A comprehensive comparison of random forests and support vector machines for microarray-based cancer classification

Alexander Statnikov1 email, Lily Wang2 email and Constantin F Aliferis1,2,3,4 email

1Department of Biomedical Informatics, Vanderbilt University, Nashville, TN, USA

2Department of Biostatistics, Vanderbilt University, Nashville, TN, USA

3Department of Cancer Biology, Vanderbilt University, Nashville, TN, USA

4Department of Computer Science, Vanderbilt University, Nashville, TN, USA

author email corresponding author email

BMC Bioinformatics 2008, 9:319doi:10.1186/1471-2105-9-319

Published: 22 July 2008

Abstract

Background

Cancer diagnosis and clinical outcome prediction are among the most important emerging applications of gene expression microarray technology with several molecular signatures on their way toward clinical deployment. Use of the most accurate classification algorithms available for microarray gene expression data is a critical ingredient in order to develop the best possible molecular signatures for patient care. As suggested by a large body of literature to date, support vector machines can be considered "best of class" algorithms for classification of such data.

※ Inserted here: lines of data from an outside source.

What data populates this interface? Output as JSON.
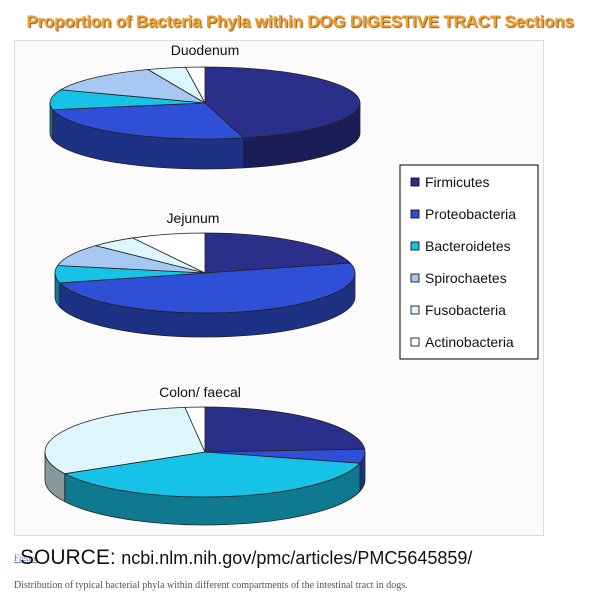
{
  "header": {
    "title": "Proportion of Bacteria Phyla within DOG DIGESTIVE TRACT Sections"
  },
  "colors": {
    "Firmicutes": "#2a2f8a",
    "Proteobacteria": "#2f4fd6",
    "Bacteroidetes": "#16c3e6",
    "Spirochaetes": "#a6c8f2",
    "Fusobacteria": "#dcf6fb",
    "Actinobacteria": "#ffffff"
  },
  "chart_data": [
    {
      "type": "pie",
      "title": "Duodenum",
      "categories": [
        "Firmicutes",
        "Proteobacteria",
        "Bacteroidetes",
        "Spirochaetes",
        "Fusobacteria",
        "Actinobacteria"
      ],
      "values": [
        46,
        26,
        9,
        13,
        4,
        2
      ],
      "legend": "right"
    },
    {
      "type": "pie",
      "title": "Jejunum",
      "categories": [
        "Firmicutes",
        "Proteobacteria",
        "Bacteroidetes",
        "Spirochaetes",
        "Fusobacteria",
        "Actinobacteria"
      ],
      "values": [
        21,
        50,
        7,
        9,
        5,
        8
      ],
      "legend": "right"
    },
    {
      "type": "pie",
      "title": "Colon/ faecal",
      "categories": [
        "Firmicutes",
        "Proteobacteria",
        "Bacteroidetes",
        "Spirochaetes",
        "Fusobacteria",
        "Actinobacteria"
      ],
      "values": [
        24,
        5,
        38,
        0,
        31,
        2
      ],
      "legend": "right"
    }
  ],
  "footer": {
    "link_text": "Figure",
    "source_label": "SOURCE:",
    "source_url": "ncbi.nlm.nih.gov/pmc/articles/PMC5645859/",
    "caption": "Distribution of typical bacterial phyla within different compartments of the intestinal tract in dogs."
  }
}
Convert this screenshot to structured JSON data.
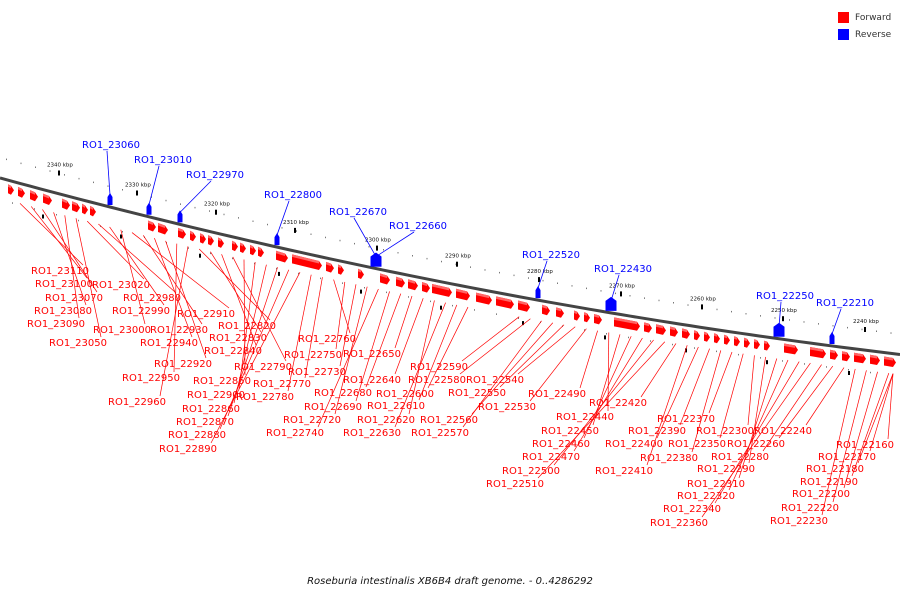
{
  "legend": {
    "forward_label": "Forward",
    "reverse_label": "Reverse",
    "forward_color": "#ff0000",
    "reverse_color": "#0000ff"
  },
  "caption": "Roseburia intestinalis XB6B4 draft genome. - 0..4286292",
  "ticks": [
    "2340 kbp",
    "2330 kbp",
    "2320 kbp",
    "2310 kbp",
    "2300 kbp",
    "2290 kbp",
    "2280 kbp",
    "2270 kbp",
    "2260 kbp",
    "2250 kbp",
    "2240 kbp"
  ],
  "reverse_genes": [
    "RO1_23060",
    "RO1_23010",
    "RO1_22970",
    "RO1_22800",
    "RO1_22670",
    "RO1_22660",
    "RO1_22520",
    "RO1_22430",
    "RO1_22250",
    "RO1_22210"
  ],
  "forward_genes": [
    "RO1_23110",
    "RO1_23100",
    "RO1_23070",
    "RO1_23080",
    "RO1_23090",
    "RO1_23050",
    "RO1_23020",
    "RO1_22980",
    "RO1_22990",
    "RO1_23000",
    "RO1_22910",
    "RO1_22930",
    "RO1_22940",
    "RO1_22920",
    "RO1_22950",
    "RO1_22960",
    "RO1_22820",
    "RO1_22830",
    "RO1_22840",
    "RO1_22790",
    "RO1_22850",
    "RO1_22900",
    "RO1_22860",
    "RO1_22870",
    "RO1_22880",
    "RO1_22890",
    "RO1_22780",
    "RO1_22770",
    "RO1_22760",
    "RO1_22750",
    "RO1_22730",
    "RO1_22720",
    "RO1_22740",
    "RO1_22690",
    "RO1_22680",
    "RO1_22650",
    "RO1_22640",
    "RO1_22620",
    "RO1_22630",
    "RO1_22610",
    "RO1_22600",
    "RO1_22590",
    "RO1_22580",
    "RO1_22570",
    "RO1_22560",
    "RO1_22550",
    "RO1_22540",
    "RO1_22530",
    "RO1_22490",
    "RO1_22440",
    "RO1_22450",
    "RO1_22460",
    "RO1_22470",
    "RO1_22500",
    "RO1_22510",
    "RO1_22420",
    "RO1_22410",
    "RO1_22400",
    "RO1_22390",
    "RO1_22380",
    "RO1_22370",
    "RO1_22350",
    "RO1_22300",
    "RO1_22290",
    "RO1_22310",
    "RO1_22320",
    "RO1_22340",
    "RO1_22360",
    "RO1_22280",
    "RO1_22260",
    "RO1_22240",
    "RO1_22230",
    "RO1_22220",
    "RO1_22200",
    "RO1_22190",
    "RO1_22180",
    "RO1_22170",
    "RO1_22160"
  ]
}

Recent work, however, suggests that random forest classifiers may outperform support vector machines in this domain.

Results

In the present paper we identify methodological biases of prior work comparing random forests and support vector machines and conduct a new rigorous evaluation of the two algorithms that corrects these limitations. Our experiments use 22 diagnostic and prognostic datasets and show that support vector machines outperform random forests, often by a large margin. Our data also underlines the importance of sound research design in benchmarking and comparison of bioinformatics algorithms.

Conclusion

We found that both on average and in the majority of microarray datasets, random forests are outperformed by support vector machines both in the settings when no gene selection is performed and when several popular gene selection methods are used.